Daerah itu merupakan recharge zone bagi air hujan untuk masuk ke dalam tanah lewat
bantuan gravitasi Bumi. Air hujan itu masuk melalui pori-pori tanah, celah batuan, atau
rekahan pada batuan atau tanah.

Proses penyerapan itu akan terakumulasi pada titik kedap air. Pada titik itu, air tidak
menembus ke bawah karena tidak ada lagi pori-pori atau rekahan sebagai jalan masuk.

Karena banyaknya air yang terkumpul, area tersebut kerap disebut dengan zona jenuh
air atau saturated zone. Fajar menjelaskan pergerakan atau aliran air tanah itu menjadi
kunci dalam menentukan apakah suatu daerah mengandung banyak air tanah atau
tidak.

Perlu dicatat, tidak seluruh daerah memiliki potensi air tanah alami yang baik, ujarnya.
Namun, sayangnya, zona air sepertinya sering hilang akibat ulah manusia.

Di beberapa wilayah, semisal wilayah padat penduduk dan kawasan industri, air tanah
mengalami eksploitasi berlebihan. Setiap hari, dari siang hingga malam, masyarakat
mengambil air tanah dengan menggunakan pompa-pompa listrik.
Akibatnya, daerah tersebut kehilangan banyak air dan menjadi kering. Selain
kekeringan, eksploitasi yang berlebihan terhadap air tanah bisa menyebabkan
penurunan muka tanah.

Tanah menjadi ambles beberapa sentimeter ke bawah. Kondisi itu terjadi di beberapa
kota pantai, seperti Semarang dan Jakarta. Menurut Fajar, daerah resapan air
merupakan tempat masuknya air ke dalam zona jenuh.

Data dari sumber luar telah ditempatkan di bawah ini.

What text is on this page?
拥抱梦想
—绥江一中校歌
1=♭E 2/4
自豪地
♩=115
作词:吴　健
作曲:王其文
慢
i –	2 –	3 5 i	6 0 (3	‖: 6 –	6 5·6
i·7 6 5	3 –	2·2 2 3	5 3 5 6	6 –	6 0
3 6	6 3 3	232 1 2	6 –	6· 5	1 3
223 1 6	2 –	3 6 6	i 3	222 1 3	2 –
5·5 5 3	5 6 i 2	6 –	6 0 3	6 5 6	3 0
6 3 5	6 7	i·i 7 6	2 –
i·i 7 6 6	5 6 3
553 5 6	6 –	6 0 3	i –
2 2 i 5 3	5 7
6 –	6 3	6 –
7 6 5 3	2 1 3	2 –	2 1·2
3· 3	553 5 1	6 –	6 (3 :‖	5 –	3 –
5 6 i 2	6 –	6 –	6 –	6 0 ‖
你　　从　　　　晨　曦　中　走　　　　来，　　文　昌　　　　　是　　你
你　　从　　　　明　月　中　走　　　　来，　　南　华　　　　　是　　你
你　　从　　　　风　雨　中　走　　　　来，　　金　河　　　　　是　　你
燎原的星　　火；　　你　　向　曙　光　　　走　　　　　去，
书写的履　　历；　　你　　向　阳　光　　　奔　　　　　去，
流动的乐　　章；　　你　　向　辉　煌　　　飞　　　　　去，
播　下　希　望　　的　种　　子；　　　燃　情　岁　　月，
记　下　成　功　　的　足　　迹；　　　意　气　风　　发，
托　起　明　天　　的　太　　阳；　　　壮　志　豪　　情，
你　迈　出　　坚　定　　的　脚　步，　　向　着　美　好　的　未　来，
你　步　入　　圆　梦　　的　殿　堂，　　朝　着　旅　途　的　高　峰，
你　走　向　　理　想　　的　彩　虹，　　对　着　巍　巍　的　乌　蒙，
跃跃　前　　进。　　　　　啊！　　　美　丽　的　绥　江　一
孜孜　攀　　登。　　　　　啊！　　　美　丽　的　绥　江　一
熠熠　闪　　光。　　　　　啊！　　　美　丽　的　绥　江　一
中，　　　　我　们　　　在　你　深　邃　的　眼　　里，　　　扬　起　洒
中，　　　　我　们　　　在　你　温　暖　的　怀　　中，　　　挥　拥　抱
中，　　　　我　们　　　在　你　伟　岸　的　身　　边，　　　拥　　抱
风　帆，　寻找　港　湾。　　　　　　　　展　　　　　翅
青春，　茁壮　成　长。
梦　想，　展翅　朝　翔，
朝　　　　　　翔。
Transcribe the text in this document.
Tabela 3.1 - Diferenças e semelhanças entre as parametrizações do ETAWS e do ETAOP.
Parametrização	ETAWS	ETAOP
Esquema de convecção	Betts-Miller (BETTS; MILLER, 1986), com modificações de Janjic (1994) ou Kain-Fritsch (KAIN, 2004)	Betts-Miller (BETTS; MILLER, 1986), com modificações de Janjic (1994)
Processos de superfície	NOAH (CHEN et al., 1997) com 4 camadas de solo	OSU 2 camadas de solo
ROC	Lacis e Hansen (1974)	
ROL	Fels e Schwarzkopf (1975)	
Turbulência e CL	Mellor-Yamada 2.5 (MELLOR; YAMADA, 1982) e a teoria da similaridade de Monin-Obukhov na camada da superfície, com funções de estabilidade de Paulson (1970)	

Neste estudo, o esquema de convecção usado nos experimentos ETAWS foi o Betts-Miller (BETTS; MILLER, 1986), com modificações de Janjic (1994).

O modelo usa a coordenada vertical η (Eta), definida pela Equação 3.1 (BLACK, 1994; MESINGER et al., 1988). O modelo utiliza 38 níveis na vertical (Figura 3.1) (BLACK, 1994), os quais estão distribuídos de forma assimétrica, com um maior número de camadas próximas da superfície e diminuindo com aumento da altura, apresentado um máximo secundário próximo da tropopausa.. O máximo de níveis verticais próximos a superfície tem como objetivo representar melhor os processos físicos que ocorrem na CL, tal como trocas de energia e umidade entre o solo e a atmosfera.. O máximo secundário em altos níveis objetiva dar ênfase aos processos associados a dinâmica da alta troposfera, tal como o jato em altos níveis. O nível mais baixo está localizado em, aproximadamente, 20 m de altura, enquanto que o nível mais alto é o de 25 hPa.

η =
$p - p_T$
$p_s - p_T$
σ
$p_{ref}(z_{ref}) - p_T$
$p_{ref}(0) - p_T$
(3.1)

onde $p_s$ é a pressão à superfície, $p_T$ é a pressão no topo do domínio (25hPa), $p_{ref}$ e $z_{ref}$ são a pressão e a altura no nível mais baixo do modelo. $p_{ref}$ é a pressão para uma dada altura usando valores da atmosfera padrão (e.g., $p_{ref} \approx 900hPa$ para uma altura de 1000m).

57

Air itu akan membentuk garis khayal yang disebut dengan muka air tanah. Dengan kata
lain, air masuk ke daerah luahan. Bisanya cara untuk menentukan luahan air ialah
dengan melihat tekanan air berlawanan dengan daerah luahan yang akan mengalami
kenaikan tekanan.

Kondisi itu dapat diaplikasikan pada saat mengukur tekanan air di suatu lubang bor
secara vertikal, kata Fajar. Namun, Fajar mengatakan untuk mengaplikasikan konsep
yang sudah ada masih sulit.

Teori lama yang menyebutkan bahwa air akan mengalir dari daerah dengan topografi
tinggi ke rendah tidak selalu berlaku. Pasalnya, selain topografi , air tanah dikendalikan
oleh kondisi geologis.

Misalnya, air laut yang kini mengalir ke daratan yang lebih tinggi bisa menjadi contoh
bahwa topografi rendah mampu mengalirkan air ke topografi tinggi.

Tiga Kelompok

Lantaran beberapa fenomena terbaru itulah Fajar kemudian mempelajari model aliran
air tanah. Agar proses analisis lebih akurat, dia mengklasifikasikan air tanah ke dalam
tiga kelompok, yakni aliran air tanah regional, transisi, dan lokal.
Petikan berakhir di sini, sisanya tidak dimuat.